Home RogerBaylor.com 40 Years in Beer, Part Thirty-Three: Herzlich Willkommen in der Weltbierkulturerbe-Stadt Bamberg
40 Years in Beer, Part Thirty-Three: Herzlich Willkommen in der Weltbierkulturerbe-Stadt Bamberg
Altstadt (the old town) in Bamberg, via Wikipedia.
Previously: 40 Years in Beer, Part Thirty-Two: Vienna’s “Old Whisky Malt Waltz,” a precursor of beer revolutions to come.
Keyboardist Robert Lamm of the venerable pop-rock band Chicago generally is regarded as one of his generation’s finer pop-rock songwriters, which utterly fails to explain his choice of words in the chorus of “Forever” (1986).
Forever
is a long, long time.
Longer than we ever realize.
Forever
is a long, long time.
I’m gonna love you the rest of my life.
Forever.
Trite much?
Earth to Robert: Of course forever is a long time—got anything else?

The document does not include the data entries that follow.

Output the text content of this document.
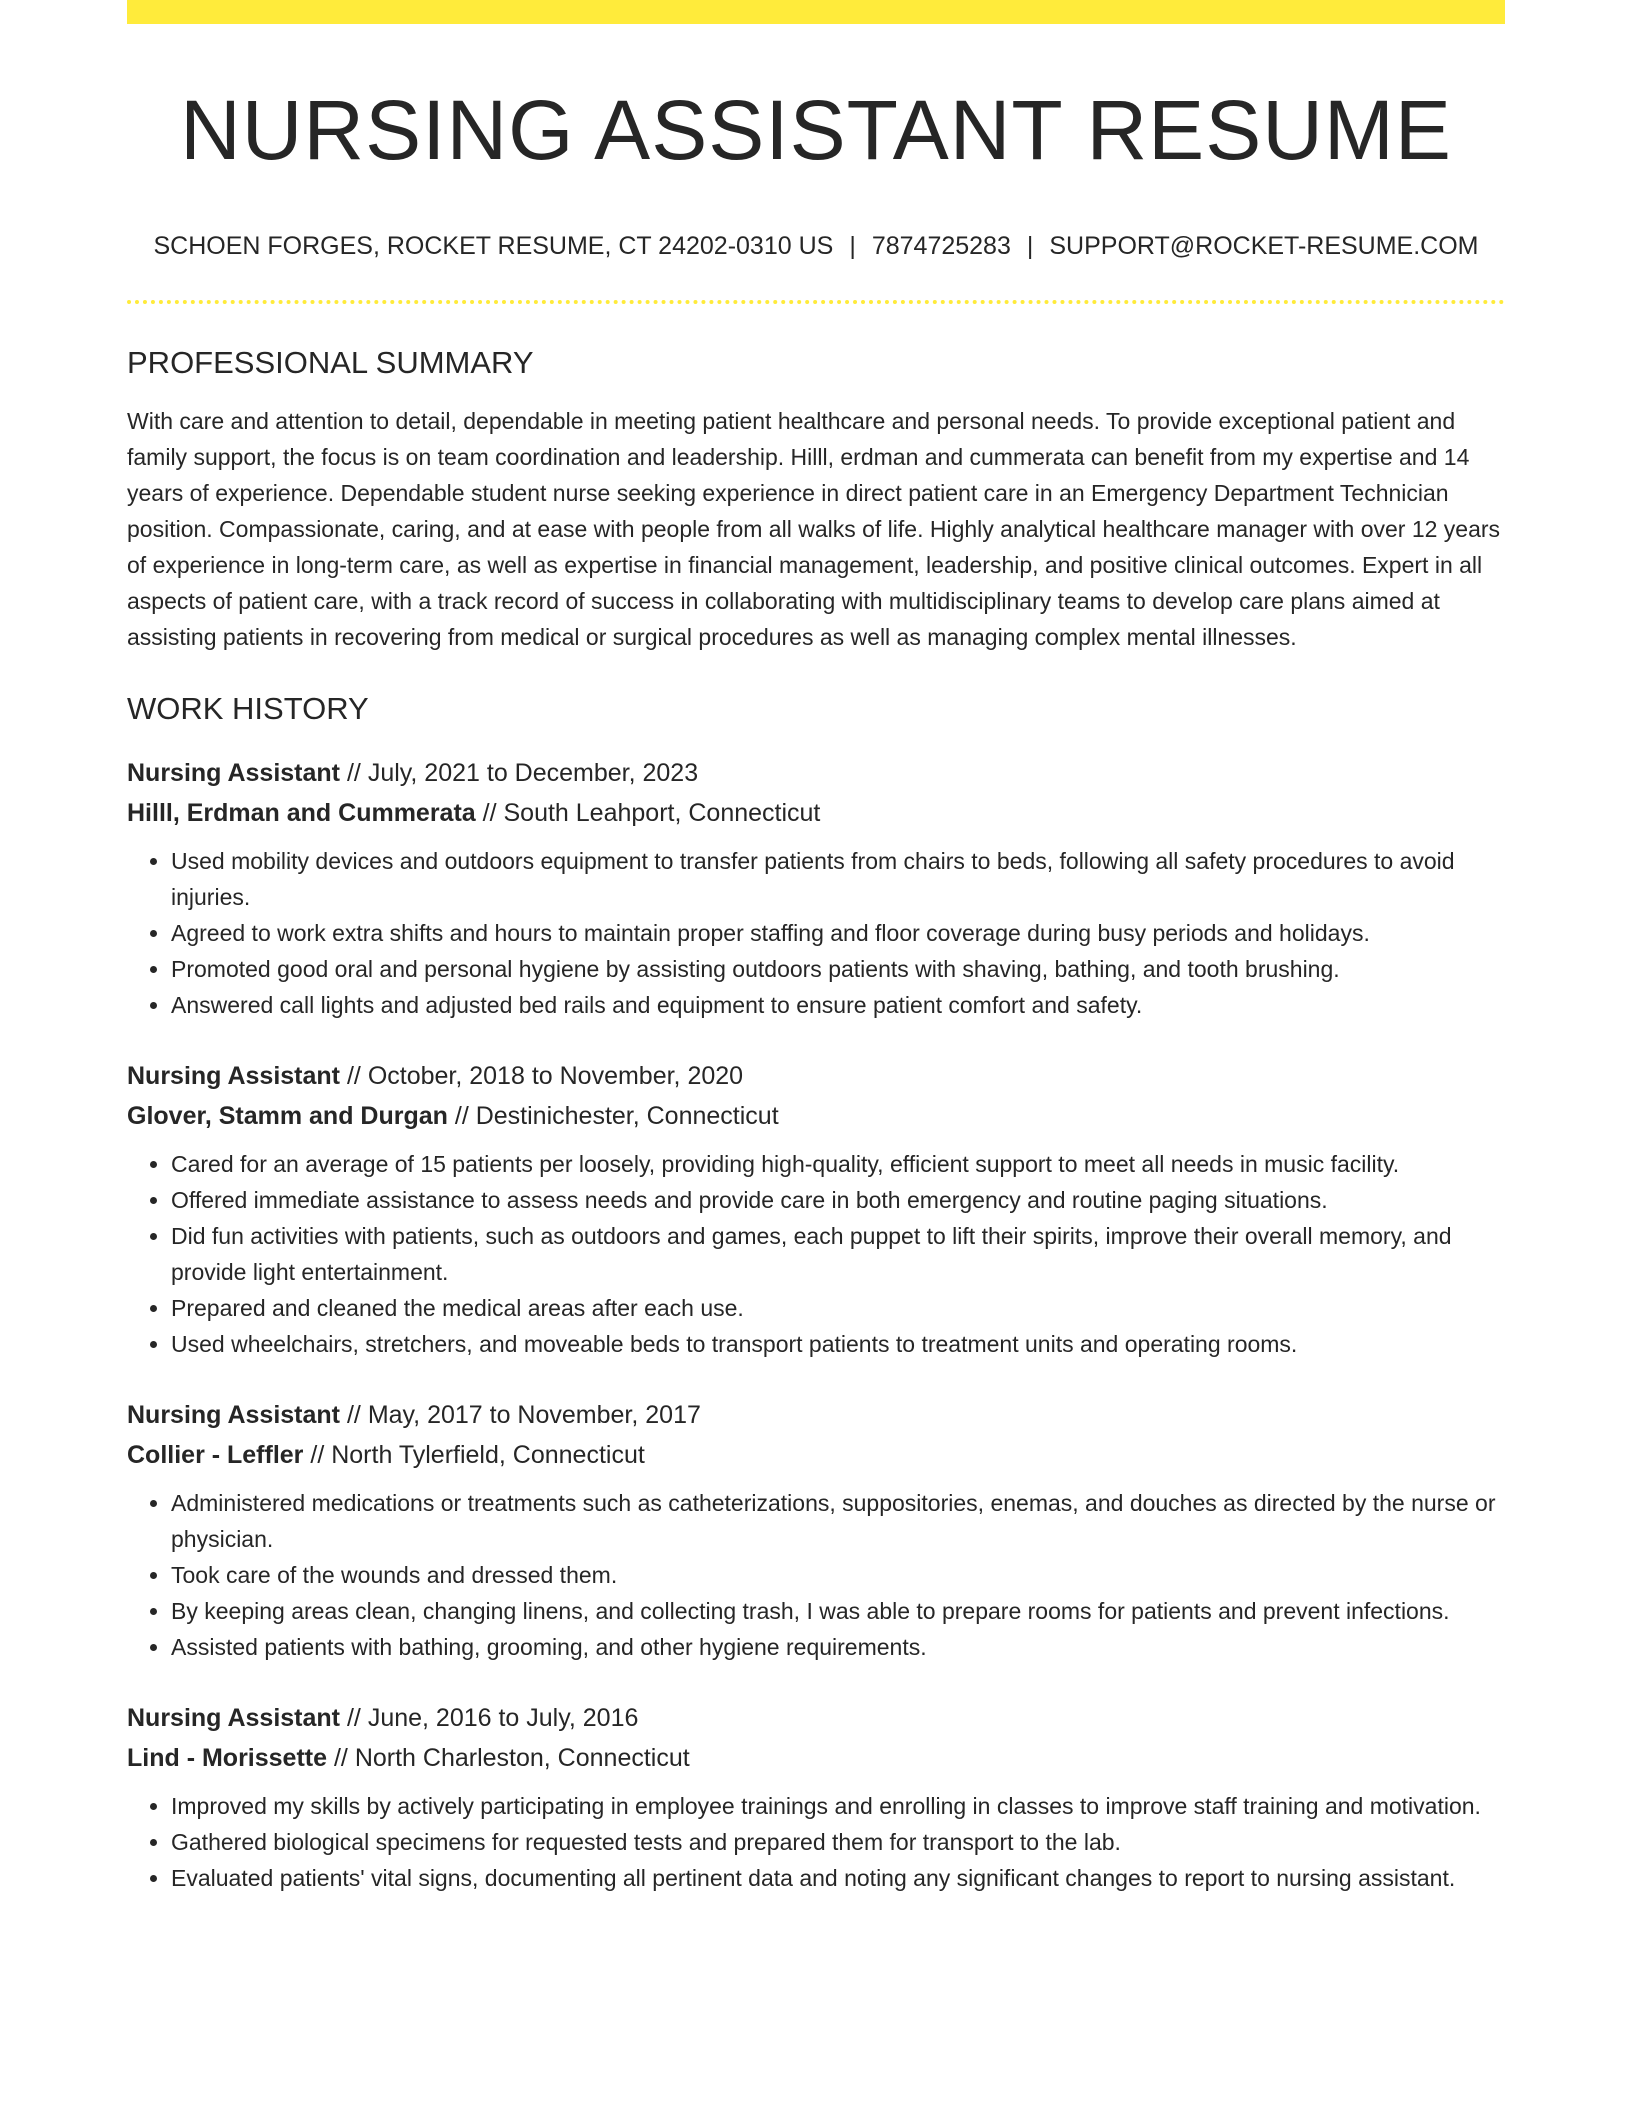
NURSING ASSISTANT RESUME
SCHOEN FORGES, ROCKET RESUME, CT 24202-0310 US | 7874725283 | SUPPORT@ROCKET-RESUME.COM
PROFESSIONAL SUMMARY

With care and attention to detail, dependable in meeting patient healthcare and personal needs. To provide exceptional patient and family support, the focus is on team coordination and leadership. Hilll, erdman and cummerata can benefit from my expertise and 14 years of experience. Dependable student nurse seeking experience in direct patient care in an Emergency Department Technician position. Compassionate, caring, and at ease with people from all walks of life. Highly analytical healthcare manager with over 12 years of experience in long-term care, as well as expertise in financial management, leadership, and positive clinical outcomes. Expert in all aspects of patient care, with a track record of success in collaborating with multidisciplinary teams to develop care plans aimed at assisting patients in recovering from medical or surgical procedures as well as managing complex mental illnesses.

WORK HISTORY
Nursing Assistant // July, 2021 to December, 2023
Hilll, Erdman and Cummerata // South Leahport, Connecticut
• Used mobility devices and outdoors equipment to transfer patients from chairs to beds, following all safety procedures to avoid injuries.
• Agreed to work extra shifts and hours to maintain proper staffing and floor coverage during busy periods and holidays.
• Promoted good oral and personal hygiene by assisting outdoors patients with shaving, bathing, and tooth brushing.
• Answered call lights and adjusted bed rails and equipment to ensure patient comfort and safety.
Nursing Assistant // October, 2018 to November, 2020
Glover, Stamm and Durgan // Destinichester, Connecticut
• Cared for an average of 15 patients per loosely, providing high-quality, efficient support to meet all needs in music facility.
• Offered immediate assistance to assess needs and provide care in both emergency and routine paging situations.
• Did fun activities with patients, such as outdoors and games, each puppet to lift their spirits, improve their overall memory, and provide light entertainment.
• Prepared and cleaned the medical areas after each use.
• Used wheelchairs, stretchers, and moveable beds to transport patients to treatment units and operating rooms.
Nursing Assistant // May, 2017 to November, 2017
Collier - Leffler // North Tylerfield, Connecticut
• Administered medications or treatments such as catheterizations, suppositories, enemas, and douches as directed by the nurse or physician.
• Took care of the wounds and dressed them.
• By keeping areas clean, changing linens, and collecting trash, I was able to prepare rooms for patients and prevent infections.
• Assisted patients with bathing, grooming, and other hygiene requirements.
Nursing Assistant // June, 2016 to July, 2016
Lind - Morissette // North Charleston, Connecticut
• Improved my skills by actively participating in employee trainings and enrolling in classes to improve staff training and motivation.
• Gathered biological specimens for requested tests and prepared them for transport to the lab.
• Evaluated patients' vital signs, documenting all pertinent data and noting any significant changes to report to nursing assistant.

On the bright side, this song’s horn arrangement, which is positioned as an instrumental bridge, actually is an improvement on Chicago’s usual 1980s synth-driven standards (please don’t ask me how I know all this), and if I’m to be charitable, perhaps Lamm’s words aren’t quite as clunky as they appear at first.
That’s because “forever” must be contextualized. After all, there is Homo sapiens time, and there is deep time.
Most of us understand that deep time is well-nigh incomprehensible. Homo sapiens time is an expedient and purely relative construction, devised to assist us in better organizing our consciousness during the sadly finite period we’re allotted to walk the earth.